Bley’s Black Orchid Big Band
Carla Bley and her Remarkable Big Band
The website for Carla Bley’s WATT label (distributed by ECM) is pretty funny. It represents WATT Records as a prison, with Bley and longtime musical partner Steve Swallow as the inmates, and web designer and frequent musical collaborator Karen Mantler as the warden. That sense of humor and all three musicians are also present on Bley’s newest release, Appearing Nightly.
Nightly consists largely of festival commissions which, though modern, are informed by and deliberately suggestive of 1950’s big band jazz. The opening “Greasy Gravy” for instance, has hints of a Basie vibe, particularly in Bley’s use of the trombone section. At times tagged with a reputation for playing "arranger's piano," Bley fits nicely into the Basie mold—supportive and swinging, but stylistically economical in her own solos.
The following “Awful Coffee” came out of the same culinary themed festival commission that produced “Gravy.” For one passage of the somewhat more caffeinated track, Bley throws in quotes from “Salt Peanuts,” You’re the Cream in My Coffee,” Watermelon Man,” “Life is Just a Bowl of Cherries,” “Hey Pete Let’s Eat More Meat,” and “Tea for Two.” The food theme seems to come naturally to Bley, who penned six different Banana compositions for last year’s release with her “Lost Chords” group and Italian trumpeter Paolo Fresu.

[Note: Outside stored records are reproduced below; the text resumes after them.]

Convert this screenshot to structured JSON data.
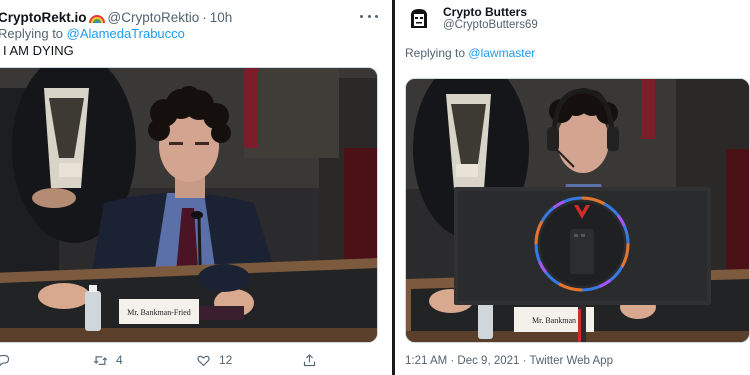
{
  "left_tweet": {
    "display_name": "CryptoRekt.io",
    "name_emoji": "rainbow-emoji",
    "handle": "@CryptoRektio",
    "separator": "·",
    "time": "10h",
    "replying_prefix": "Replying to",
    "replying_to": "@AlamedaTrabucco",
    "text": "I AM DYING",
    "media": {
      "nameplate": "Mr. Bankman-Fried"
    },
    "actions": {
      "reply_icon": "reply-icon",
      "retweet_icon": "retweet-icon",
      "retweet_count": "4",
      "like_icon": "heart-icon",
      "like_count": "12",
      "share_icon": "share-icon"
    }
  },
  "right_tweet": {
    "display_name": "Crypto Butters",
    "handle": "@CryptoButters69",
    "replying_prefix": "Replying to",
    "replying_to": "@lawmaster",
    "media": {
      "nameplate": "Mr. Bankman"
    },
    "timestamp": "1:21 AM · Dec 9, 2021 · Twitter Web App"
  },
  "colors": {
    "link": "#1d9bf0",
    "secondary_text": "#536471",
    "primary_text": "#0f1419",
    "divider": "#1a1a1a"
  }
}
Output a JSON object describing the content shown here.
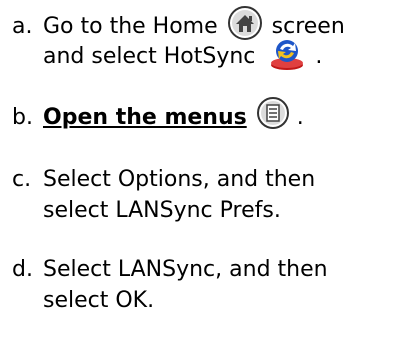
{
  "steps": [
    {
      "marker": "a.",
      "line1_before": "Go to the Home",
      "line1_after": "screen",
      "line2_before": "and select HotSync",
      "line2_after": ".",
      "icons": [
        "home-icon",
        "hotsync-icon"
      ]
    },
    {
      "marker": "b.",
      "link_text": "Open the menus",
      "after": ".",
      "icons": [
        "menu-icon"
      ]
    },
    {
      "marker": "c.",
      "line1": "Select Options, and then",
      "line2": "select LANSync Prefs."
    },
    {
      "marker": "d.",
      "line1": "Select LANSync, and then",
      "line2": "select OK."
    }
  ]
}
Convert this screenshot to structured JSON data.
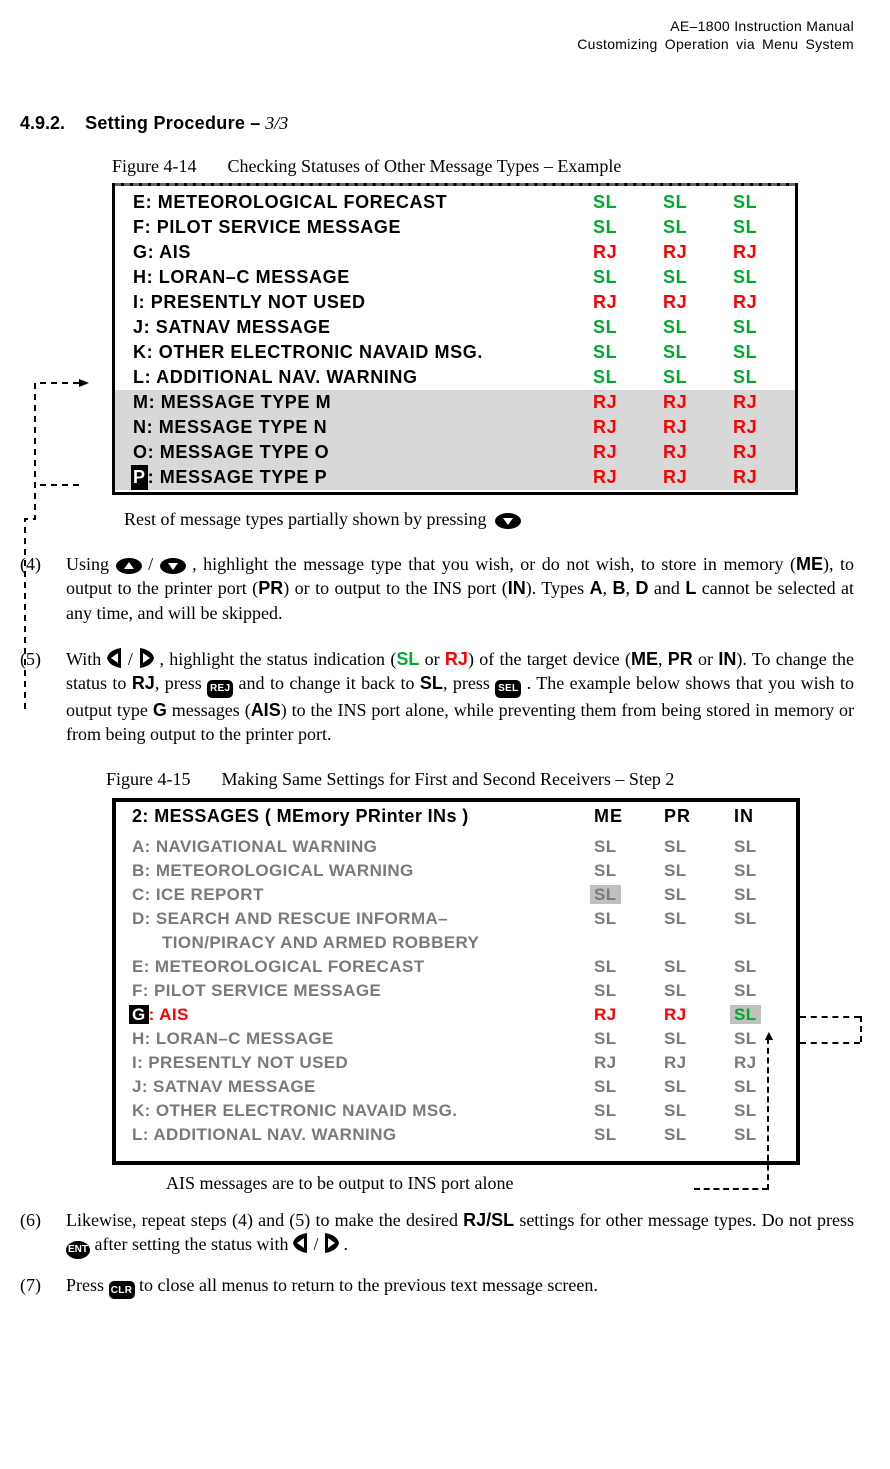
{
  "header": {
    "line1": "AE–1800 Instruction Manual",
    "line2": "Customizing Operation via Menu System"
  },
  "section": {
    "number": "4.9.2.",
    "title": "Setting Procedure",
    "page_frac": "3/3"
  },
  "figure14": {
    "caption_prefix": "Figure 4-14",
    "caption_text": "Checking Statuses of Other Message Types – Example",
    "rows": [
      {
        "letter": "E",
        "sep": ":",
        "name": "METEOROLOGICAL FORECAST",
        "c1": "SL",
        "c2": "SL",
        "c3": "SL",
        "cls": "green",
        "hi": false
      },
      {
        "letter": "F",
        "sep": ":",
        "name": "PILOT SERVICE MESSAGE",
        "c1": "SL",
        "c2": "SL",
        "c3": "SL",
        "cls": "green",
        "hi": false
      },
      {
        "letter": "G",
        "sep": ":",
        "name": "AIS",
        "c1": "RJ",
        "c2": "RJ",
        "c3": "RJ",
        "cls": "red",
        "hi": false
      },
      {
        "letter": "H",
        "sep": ":",
        "name": "LORAN–C MESSAGE",
        "c1": "SL",
        "c2": "SL",
        "c3": "SL",
        "cls": "green",
        "hi": false
      },
      {
        "letter": " I",
        "sep": ":",
        "name": "PRESENTLY NOT USED",
        "c1": "RJ",
        "c2": "RJ",
        "c3": "RJ",
        "cls": "red",
        "hi": false
      },
      {
        "letter": "J",
        "sep": ":",
        "name": "SATNAV MESSAGE",
        "c1": "SL",
        "c2": "SL",
        "c3": "SL",
        "cls": "green",
        "hi": false
      },
      {
        "letter": "K",
        "sep": ":",
        "name": "OTHER ELECTRONIC NAVAID MSG.",
        "c1": "SL",
        "c2": "SL",
        "c3": "SL",
        "cls": "green",
        "hi": false
      },
      {
        "letter": "L",
        "sep": ":",
        "name": "ADDITIONAL NAV. WARNING",
        "c1": "SL",
        "c2": "SL",
        "c3": "SL",
        "cls": "green",
        "hi": false
      },
      {
        "letter": "M",
        "sep": ":",
        "name": "MESSAGE TYPE M",
        "c1": "RJ",
        "c2": "RJ",
        "c3": "RJ",
        "cls": "red",
        "hi": true
      },
      {
        "letter": "N",
        "sep": ":",
        "name": "MESSAGE TYPE N",
        "c1": "RJ",
        "c2": "RJ",
        "c3": "RJ",
        "cls": "red",
        "hi": true
      },
      {
        "letter": "O",
        "sep": ":",
        "name": "MESSAGE TYPE O",
        "c1": "RJ",
        "c2": "RJ",
        "c3": "RJ",
        "cls": "red",
        "hi": true
      },
      {
        "letter": "P",
        "sep": ":",
        "name": "MESSAGE TYPE P",
        "c1": "RJ",
        "c2": "RJ",
        "c3": "RJ",
        "cls": "red",
        "hi": true,
        "hichar": true
      }
    ]
  },
  "rest_note": "Rest of message types partially shown by pressing",
  "step4": {
    "num": "(4)",
    "pre": "Using ",
    "mid": ", highlight the message type that you wish, or do not wish, to store in memory (",
    "ME": "ME",
    "mid2": "), to output to the printer port (",
    "PR": "PR",
    "mid3": ") or to output to the INS port (",
    "IN": "IN",
    "mid4": "). Types ",
    "A": "A",
    "mid5": ", ",
    "B": "B",
    "mid6": ", ",
    "D": "D",
    "mid7": " and ",
    "L": "L",
    "tail": " cannot be selected at any time, and will be skipped."
  },
  "step5": {
    "num": "(5)",
    "pre": "With ",
    "mid1": ", highlight the status indication (",
    "SL": "SL",
    "or": " or ",
    "RJ": "RJ",
    "mid2": ") of the target device (",
    "ME": "ME",
    "c1": ", ",
    "PR": "PR",
    "c2": " or ",
    "IN": "IN",
    "mid3": "). To change the status to ",
    "RJ2": "RJ",
    "mid3b": ", press ",
    "REJ": "REJ",
    "mid4": "  and to change it back to ",
    "SL2": "SL",
    "mid4b": ", press ",
    "SEL": "SEL",
    "mid5": " . The example below shows that you wish to output type ",
    "G": "G",
    "mid6": " messages (",
    "AIS": "AIS",
    "tail": ") to the INS port alone, while preventing them from being stored in memory or from being output to the printer port."
  },
  "figure15": {
    "caption_prefix": "Figure 4-15",
    "caption_text": "Making Same Settings for First and Second Receivers – Step 2",
    "header": {
      "title": "2: MESSAGES ( MEmory   PRinter   INs )",
      "c1": "ME",
      "c2": "PR",
      "c3": "IN"
    },
    "rows": [
      {
        "letter": "A",
        "sep": ":",
        "name": "NAVIGATIONAL WARNING",
        "c1": "SL",
        "c2": "SL",
        "c3": "SL"
      },
      {
        "letter": "B",
        "sep": ":",
        "name": "METEOROLOGICAL WARNING",
        "c1": "SL",
        "c2": "SL",
        "c3": "SL"
      },
      {
        "letter": "C",
        "sep": ":",
        "name": "ICE REPORT",
        "c1": "SL",
        "c2": "SL",
        "c3": "SL",
        "hi_c1": true
      },
      {
        "letter": "D",
        "sep": ":",
        "name": "SEARCH AND RESCUE INFORMA–",
        "name2": "TION/PIRACY AND ARMED ROBBERY",
        "c1": "SL",
        "c2": "SL",
        "c3": "SL"
      },
      {
        "letter": "E",
        "sep": ":",
        "name": "METEOROLOGICAL FORECAST",
        "c1": "SL",
        "c2": "SL",
        "c3": "SL"
      },
      {
        "letter": "F",
        "sep": ":",
        "name": "PILOT SERVICE MESSAGE",
        "c1": "SL",
        "c2": "SL",
        "c3": "SL"
      },
      {
        "letter": "G",
        "sep": ":",
        "name": "AIS",
        "c1": "RJ",
        "c2": "RJ",
        "c3": "SL",
        "sel": true
      },
      {
        "letter": "H",
        "sep": ":",
        "name": "LORAN–C MESSAGE",
        "c1": "SL",
        "c2": "SL",
        "c3": "SL"
      },
      {
        "letter": " I",
        "sep": ":",
        "name": "PRESENTLY NOT USED",
        "c1": "RJ",
        "c2": "RJ",
        "c3": "RJ"
      },
      {
        "letter": "J",
        "sep": ":",
        "name": "SATNAV MESSAGE",
        "c1": "SL",
        "c2": "SL",
        "c3": "SL"
      },
      {
        "letter": "K",
        "sep": ":",
        "name": "OTHER ELECTRONIC NAVAID MSG.",
        "c1": "SL",
        "c2": "SL",
        "c3": "SL"
      },
      {
        "letter": "L",
        "sep": ":",
        "name": "ADDITIONAL NAV. WARNING",
        "c1": "SL",
        "c2": "SL",
        "c3": "SL"
      }
    ]
  },
  "annotation15": "AIS messages are to be output to INS port alone",
  "step6": {
    "num": "(6)",
    "pre": "Likewise, repeat steps (4) and (5) to make the desired ",
    "RJSL": "RJ/SL",
    "mid": " settings for other message types. Do not press ",
    "ENT": "ENT",
    "mid2": "  after setting the status with ",
    "tail": "."
  },
  "step7": {
    "num": "(7)",
    "pre": "Press ",
    "CLR": "CLR",
    "tail": " to close all menus to return to the previous text message screen."
  },
  "icons": {
    "up": "▲",
    "down": "▼",
    "left": "◀",
    "right": "▶"
  }
}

The heart of Nightly is “Appearing Nightly at the Black Orchid,” a twenty-five minute suite commissioned by the Monterey Jazz Festival, named after a Monterey lounge Bley gigged at early in her career. Its movements allude to elements of the nightly jazz gig: “40 On / 20 Off,” “Second Round,” “What Would You Like to Hear,” and “Last Call.” It may sound a bit self-referential to compose a jazz suite to represent a jazz gig, but these are post-modern times.
Introduced with an elegant piano prelude from Bley, “40 On” then segues into a fine example of Steve Swallow’s melodic approach to the electric bass, as the band slowly swells up underneath him. The brass comes out swinging in “Second Round,” particularly featured trombonist Gary Valente. “Like to Hear” is more subdued, maybe reflecting musicians’ constant trepidation a patron might request some dreaded chestnut like “My Melancholy Baby.” Muted horns wail plaintively and Bley takes a brief but meditative solo, before the bands comes in building up towards the hard charging finale, “Last Call.”
Rounding out the program with one standard, “I Hadn’t Anyone Till You,” and “Someone to Watch,” an original which germinated from the seed of a Gershwin tune, Nightly is most definitely a swinging affair. Bley has assembled a first-rate band and her originals have a vigor that is refreshing. For some reason, her music seems to have a reputation for being less accessible than it really is, but Nightly ought to be warmly received by both jazz modernists and big band fans.